The most memorable is when former minister Fred Gumo went public and claimed that Kamotho had insulted the Luhya community by calling them “cooks and watchmen”, which Kamotho vehemently denied.

But Gumo’s political message had already achieved the intended purpose, as this estranged Kamotho from the community and indirectly marked his slow-motion fall from the Moi-era power barons.

He was henceforth condemned into the Saitoti political grouping, which had no favour in the Moi succession line.

Having learnt the bitter way, he never wanted to go back to selling goods in a kiosk. He took time to study Moi and perfected his loyalty to the man who ruled the country for 24 years with the articulate oratory of a court jester.

He never tired in reminding Kenyans wherever he went that Kanu ni baba na mama, and Nyayo juu juuu zaidi! Kamotho would praise Moi and say unrealistic things without blinking an eye to the extent that, some time in 1993, he tickled Moi with laughter at a public meeting in Karatina.

Anti-Moi sentiments

After the 1992 elections in which nobody in Central wanted to hear anything about Kanu, Kamotho, who had been rewarded with nomination to Parliament and named into the Cabinet, rose to welcome Moi during a fundraiser.

The anti-Moi sentiments in the region were so high that no person wanted to attend a Moi function, so school children would be bused to the president’s rallies to make the crowd.

“Mzee,” Kamotho started, “huu umati wote na watu wote wa Mkoa wa Kati wako ndani ya chama kinachotawala cha Kanu!” (Mzee, this crowd and all the people of Central Province swear their allegiance to the ruling party, Kanu).

This sent the dignitaries, who were privy to the anti-Kanu sentiment in the region, reeling with laughter.

Kamotho was brilliant and intellectual in his handling of ministerial and party matters. He answered phone calls even late into the night from journalists to answer every question posed to him.

At the height of the Kanu regime, he was once asked to comment on rampant corruption. “Kanu never promised zero tolerance on corruption in its campaign manifesto,” he quipped.

When the Goldenberg scandal broke out in the 1990s and put Saitoti at the centre of the scam, Kamotho steered clear of the controversy, preferring to avoid speaking on it even when it raged in Parliament.

He used his experiences in Kanu to avoid treading on the paths of powerful politicians in the Moi era.

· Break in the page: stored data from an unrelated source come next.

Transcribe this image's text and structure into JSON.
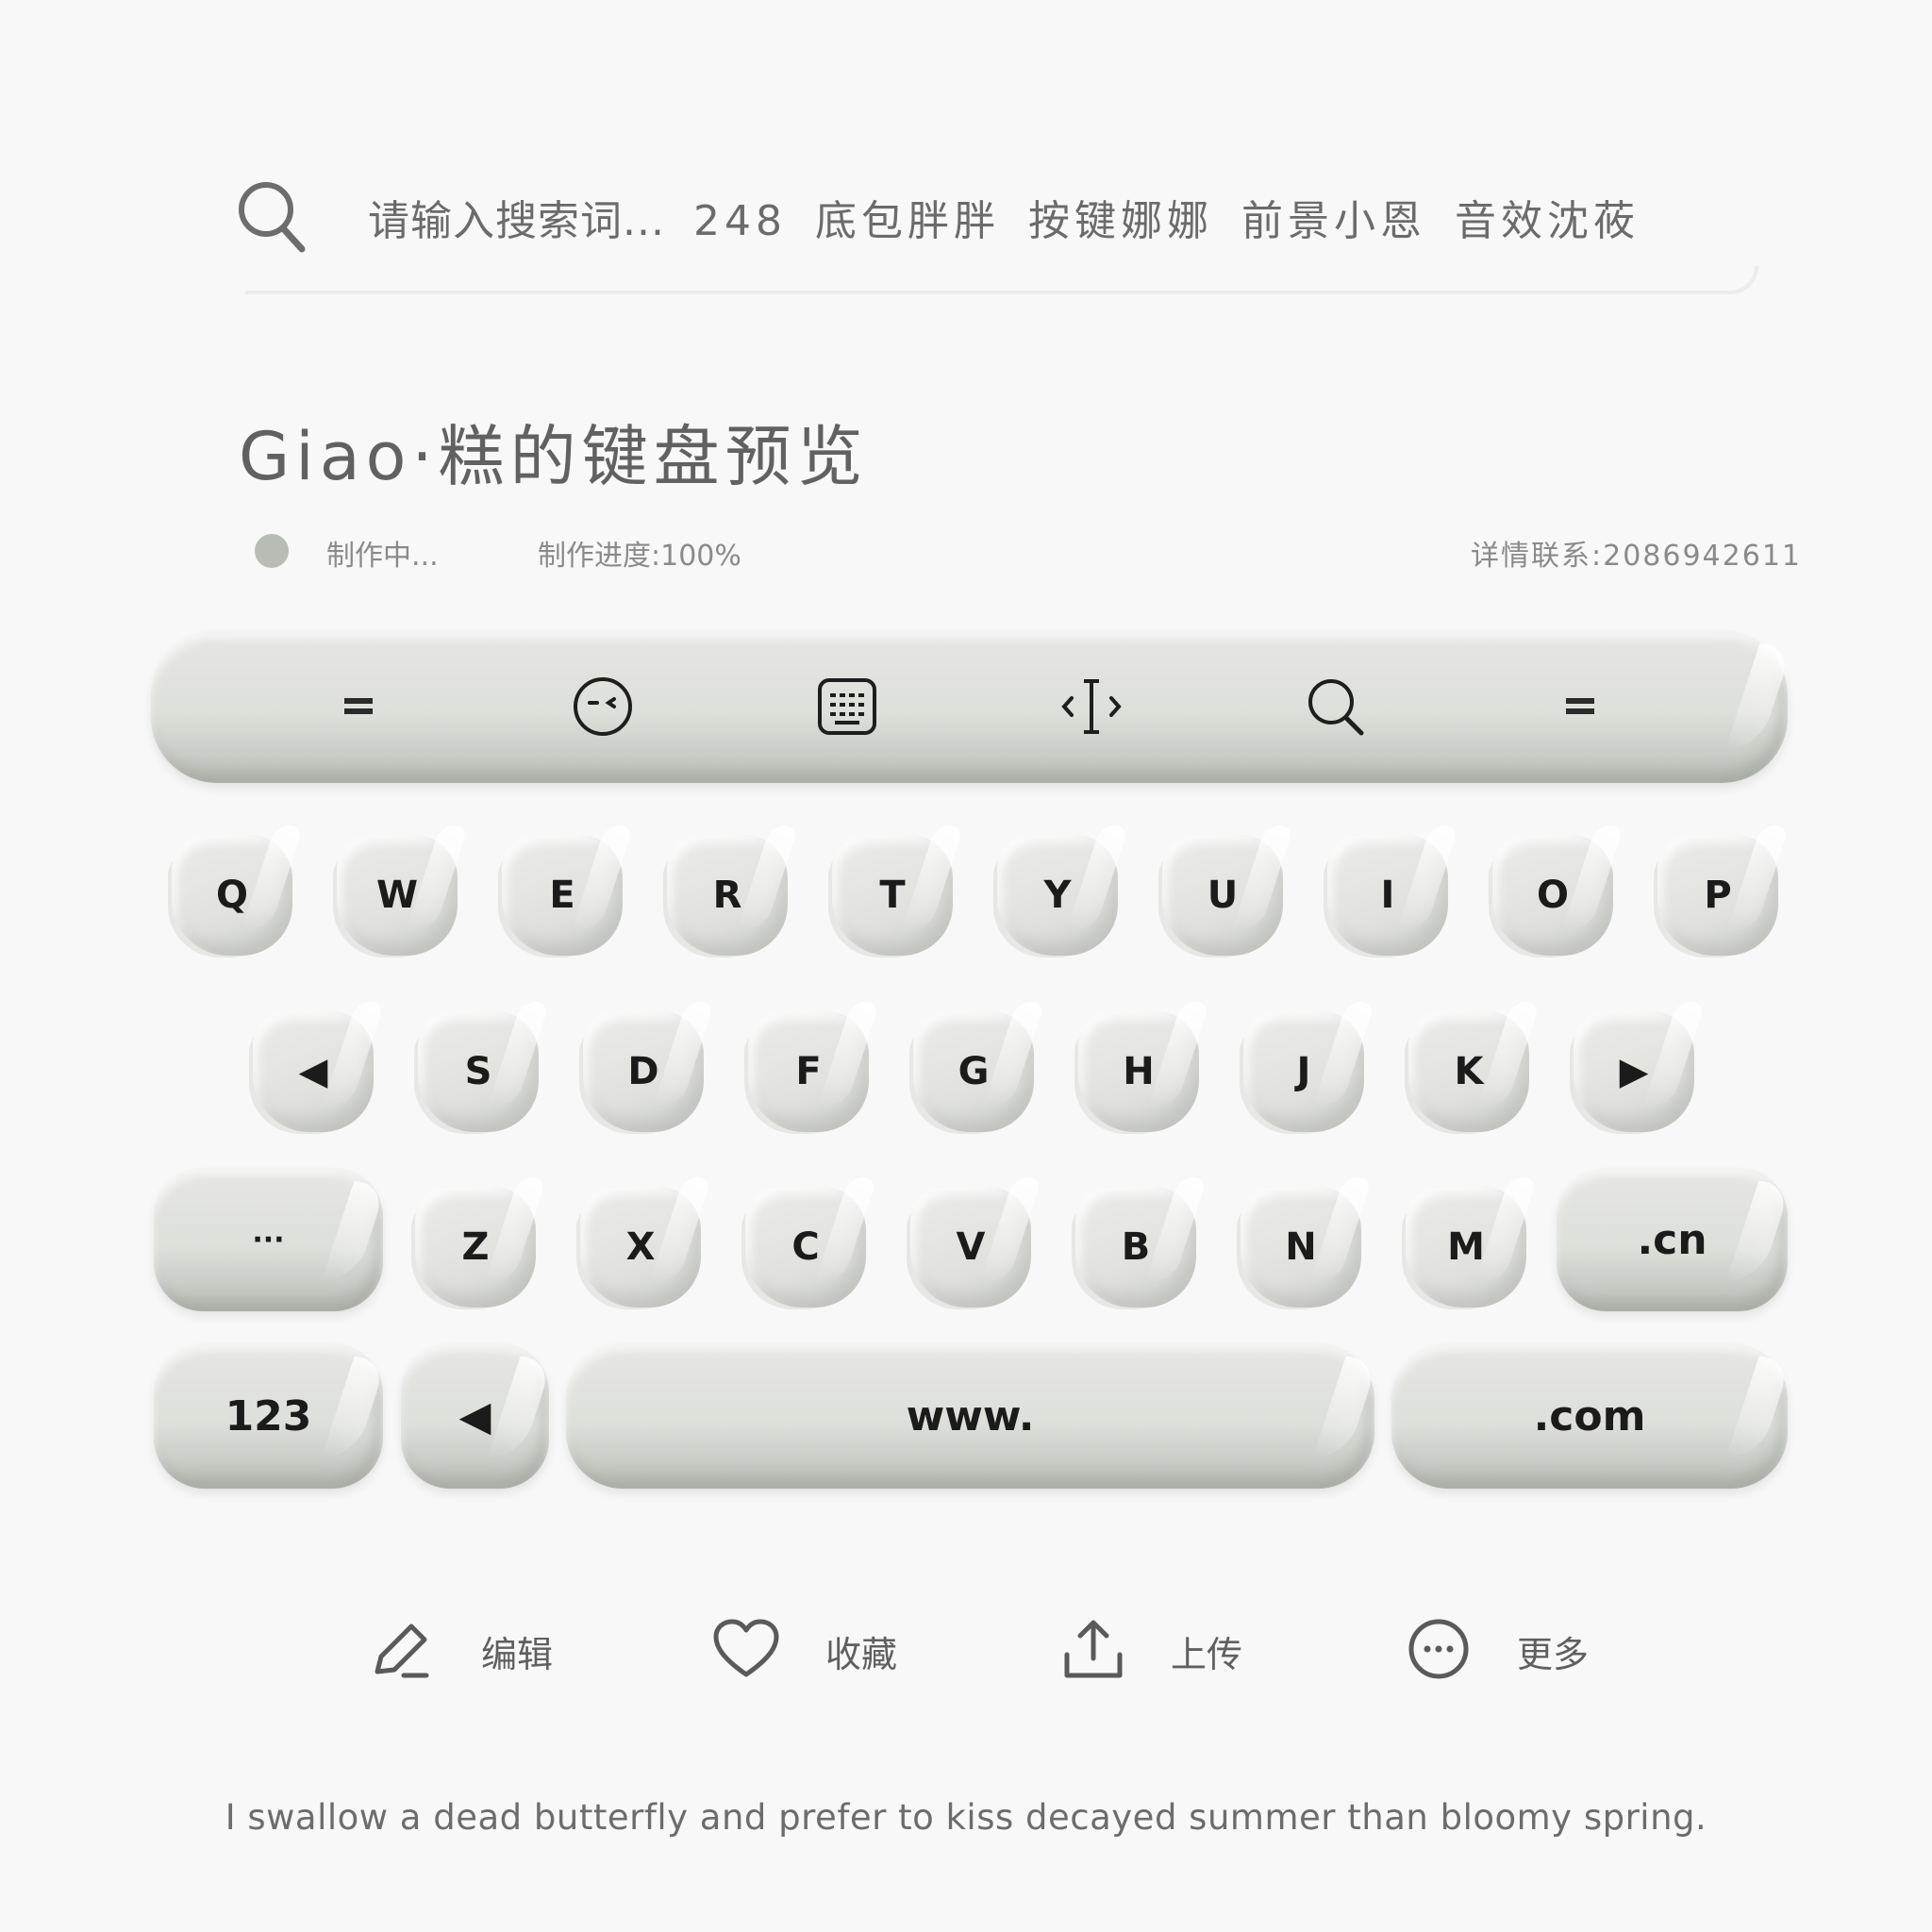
{
  "search": {
    "placeholder": "请输入搜索词...",
    "keywords": [
      "248",
      "底包胖胖",
      "按键娜娜",
      "前景小恩",
      "音效沈莜"
    ]
  },
  "title": "Giao·糕的键盘预览",
  "status": {
    "state": "制作中...",
    "progress_label": "制作进度:100%",
    "progress": 1.0,
    "contact": "详情联系:2086942611",
    "dot_color": "#b7bcb5"
  },
  "keyboard": {
    "toolbar_icons": [
      "menu-icon",
      "emoji-face-icon",
      "keyboard-icon",
      "cursor-move-icon",
      "search-icon",
      "menu-icon"
    ],
    "row1": [
      "Q",
      "W",
      "E",
      "R",
      "T",
      "Y",
      "U",
      "I",
      "O",
      "P"
    ],
    "row2": [
      "◀",
      "S",
      "D",
      "F",
      "G",
      "H",
      "J",
      "K",
      "▶"
    ],
    "row3": [
      "Z",
      "X",
      "C",
      "V",
      "B",
      "N",
      "M"
    ],
    "more_key": "···",
    "cn_key": ".cn",
    "num_key": "123",
    "back_key": "◀",
    "space_key": "www.",
    "com_key": ".com",
    "accent_color": "#c9ccc6"
  },
  "actions": [
    {
      "icon": "edit-icon",
      "label": "编辑"
    },
    {
      "icon": "heart-icon",
      "label": "收藏"
    },
    {
      "icon": "upload-icon",
      "label": "上传"
    },
    {
      "icon": "more-icon",
      "label": "更多"
    }
  ],
  "footer": {
    "quote": "I swallow a dead butterfly and prefer to kiss decayed summer than bloomy spring."
  }
}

For one, he avoided Njonjo, who was powerful in the first phase of Moi’s rule. Later, he never crossed paths with powerful Minister Nicholas Biwott, even as he supported Saitoti as the man to succeed Moi.

When he realised that the late Dr Josephat Karanja, a former Vice-President, had lost favour with Moi in 1989, Kamotho aligned himself with a group of politicians led by the late Limuru MP Kuria Kanyingi to bring down the VP.

As a politician, he knew when to act for his own good. Before the 2002 elections, he read the signs and knew Kanu was a sinking ship, so he deserted the party he had so eloquently defended.

Mr Kamotho, who died aged 72, will be remembered as a politician who defied his community to stick with a ruling party, and who benefited immensely for this.